Pick Your Route Before You Start

The 18th hole at Pebble Beach is decision central

Here's one of the most famous holes in golf on one of my favorite courses. The 18th at Pebble Beach is a great example of a classic risk-reward par 5. I've designed a number of holes that require the same kind of strategy—sweeping doglegs with water entirely up one side of the fairway—and I suspect you've had the opportunity to play similar holes. In Pebble's case, the water is on the left side, and there's out-of-bounds on the right, but that could be reversed and the same strategy would apply. There's also a tree in the general landing area of the tee shot and a difficult bunker fronting the green.
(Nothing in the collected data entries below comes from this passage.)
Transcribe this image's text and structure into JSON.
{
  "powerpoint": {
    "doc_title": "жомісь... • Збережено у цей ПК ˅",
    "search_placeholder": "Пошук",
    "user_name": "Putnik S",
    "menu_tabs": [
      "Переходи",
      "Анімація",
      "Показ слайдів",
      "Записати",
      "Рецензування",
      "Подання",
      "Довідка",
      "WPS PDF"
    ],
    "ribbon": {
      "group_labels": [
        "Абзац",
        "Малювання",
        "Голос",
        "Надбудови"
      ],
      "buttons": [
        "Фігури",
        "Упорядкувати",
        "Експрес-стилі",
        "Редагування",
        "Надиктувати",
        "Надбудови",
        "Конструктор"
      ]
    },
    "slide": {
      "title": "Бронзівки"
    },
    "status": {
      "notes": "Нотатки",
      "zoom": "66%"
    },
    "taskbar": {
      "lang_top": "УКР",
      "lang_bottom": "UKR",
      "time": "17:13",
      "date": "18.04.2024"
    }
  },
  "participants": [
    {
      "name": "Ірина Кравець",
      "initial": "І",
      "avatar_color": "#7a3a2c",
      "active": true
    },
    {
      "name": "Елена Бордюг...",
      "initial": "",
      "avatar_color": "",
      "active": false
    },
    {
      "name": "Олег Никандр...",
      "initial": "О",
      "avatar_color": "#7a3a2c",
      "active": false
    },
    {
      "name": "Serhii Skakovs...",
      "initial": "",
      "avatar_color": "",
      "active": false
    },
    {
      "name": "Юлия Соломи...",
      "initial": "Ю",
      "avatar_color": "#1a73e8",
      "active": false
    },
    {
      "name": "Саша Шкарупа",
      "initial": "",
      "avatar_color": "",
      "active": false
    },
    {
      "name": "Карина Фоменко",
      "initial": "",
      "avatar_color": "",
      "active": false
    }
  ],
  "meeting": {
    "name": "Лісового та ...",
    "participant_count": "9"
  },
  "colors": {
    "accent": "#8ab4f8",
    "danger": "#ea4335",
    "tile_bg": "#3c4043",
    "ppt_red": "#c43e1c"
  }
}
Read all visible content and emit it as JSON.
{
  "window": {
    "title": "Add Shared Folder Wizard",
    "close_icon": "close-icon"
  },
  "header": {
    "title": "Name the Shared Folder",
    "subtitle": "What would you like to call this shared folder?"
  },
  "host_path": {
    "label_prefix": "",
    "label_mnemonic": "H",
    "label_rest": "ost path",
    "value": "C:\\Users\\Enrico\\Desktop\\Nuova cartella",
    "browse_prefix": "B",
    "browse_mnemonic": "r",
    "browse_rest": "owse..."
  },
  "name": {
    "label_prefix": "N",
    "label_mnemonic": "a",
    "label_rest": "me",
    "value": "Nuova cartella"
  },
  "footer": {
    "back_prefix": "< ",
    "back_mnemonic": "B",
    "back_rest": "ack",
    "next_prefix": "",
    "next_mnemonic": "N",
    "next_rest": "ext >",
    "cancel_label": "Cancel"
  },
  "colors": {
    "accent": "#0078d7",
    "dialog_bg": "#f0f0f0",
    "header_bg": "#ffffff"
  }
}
That's why you should think through your game plan before teeing off.

Pebble Beach No. 18

WHY I LOVE THIS HOLE

Jack Nicklaus

Drama to the very end

In the 1972 U.S. Open, with a three-shot lead (after hitting the pin on 17 for a tap-in birdie), I played the last hole at Pebble Beach with a 1-iron, 1-iron, wedge. Today's professionals might hit a pair of hybrids and a sand wedge. In the 2000 U.S. Open, I took the challenge and knocked it on in two at age 60. With tears in my eyes—I knew it was my last Open there—I three-putted for par.